Ethics, Data Sharing, Pragmatic Clinical Trials

 

Key Points

  • As one of the federal departments and agencies with the largest research and development budget, the NIH came out with one of the first federal data sharing policies in 2003 called the NIH Data Sharing Policy and Implementation Guidance.
  • The guidance has been updated over the years, and in 2020 NIH came out with the final iteration that goes into effect in January 2023 that applies to any research funded in whole or in part by NIH to maximize data sharing through the informed consent process. Additionally, in August 2022, the latest federal data-sharing memorandum, Ensuring Free, Immediate, and Equitable Access to Federally Funded Research Memorandum (2022 OSTP Memo), was released requiring articles resulting from federal funding be made “freely available and publicly accessible” without embargo or delay.
  • When you apply these rules to pragmatic clinical trials (PCTs), there are ethical challenges because PCTs often use waivers or alterations of informed consent and are embedded into ongoing clinical care using extant data.
  • Traditionally data sharing is presented as honoring the preferences of trial participants with a heavy emphasis on the role of informed consent to fulfill the ethical obligation to respect those whose data are shared. But if PCTs use a waiver/alteration of consent, the trial cannot assume sharing data is consistent with preferences of patient-subjects and cannot rely on informed consent to fulfill the ethical obligation of respect.
  • For PCTs, data volume is potentially larger, data may be “about” those beyond patient-subjects (i.e. clinicians, health systems), data may have been collective for administrative/clinical purposes, data may be more representative of “real world” conditions, and data may be controlled by a third party (e.g. CMS).
  • For investigators and health systems, there are substantial risks and burdens of data sharing with unclear benefits. There are substantial logistical burdens in preparing data for sharing, meaningful risks of reidentification, and concern for biased or misleading analyses, with little demonstrated demand for PCT data and relatively low social value from PCT data reuse.
  • Two takeaways: 1. Look beyond informed consent processes to fulfill obligations of respect when sharing individual level data from PCTs. 2. If public demand for greater data sharing is to be driven by awareness of its benefits, then PCTs need to do a better job measuring and communicating about the benefits.

Discussion Themes

-Can you better define data sharing, is it the publication? Data sharing has been in the context of the patient-level deidentified data from these studies. The government has made an interesting transition to focusing on sharing data that are generated in research for secondary analyses but then shifted to wanting access to data from the primary analysis.

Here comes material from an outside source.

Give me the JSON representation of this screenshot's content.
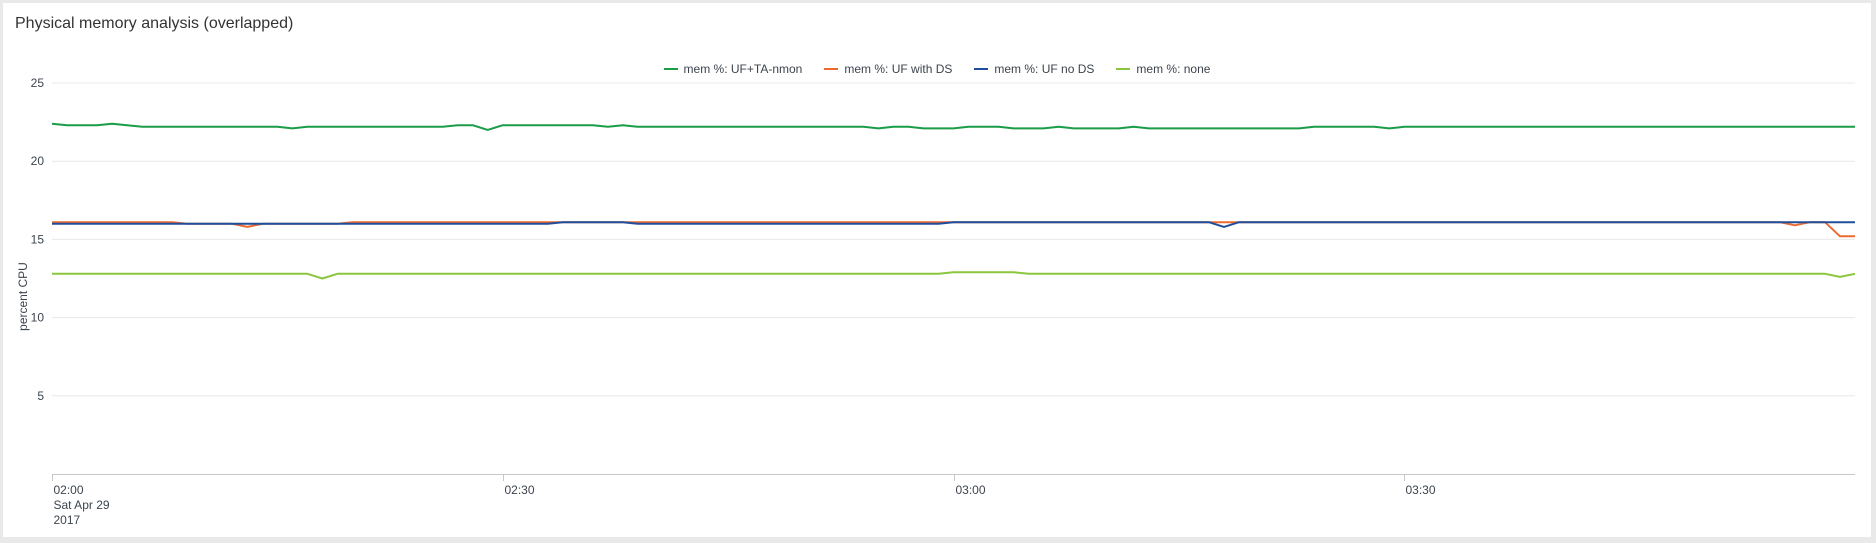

How can we include diverse communities in this discussion especially in terms of trust? The context of PCT data sharing support arguments made elsewhere for engaging individuals who are going to be enrolled in these studies. We need to look beyond informed consent when we look at ways we respect individuals and make sure we have an understanding of their values and preferences for the study itself and how data is shared downstream. There could be broader engagement of stakeholders in these communities, better transparency, and creative ways to demonstrate respect outside of informed consent.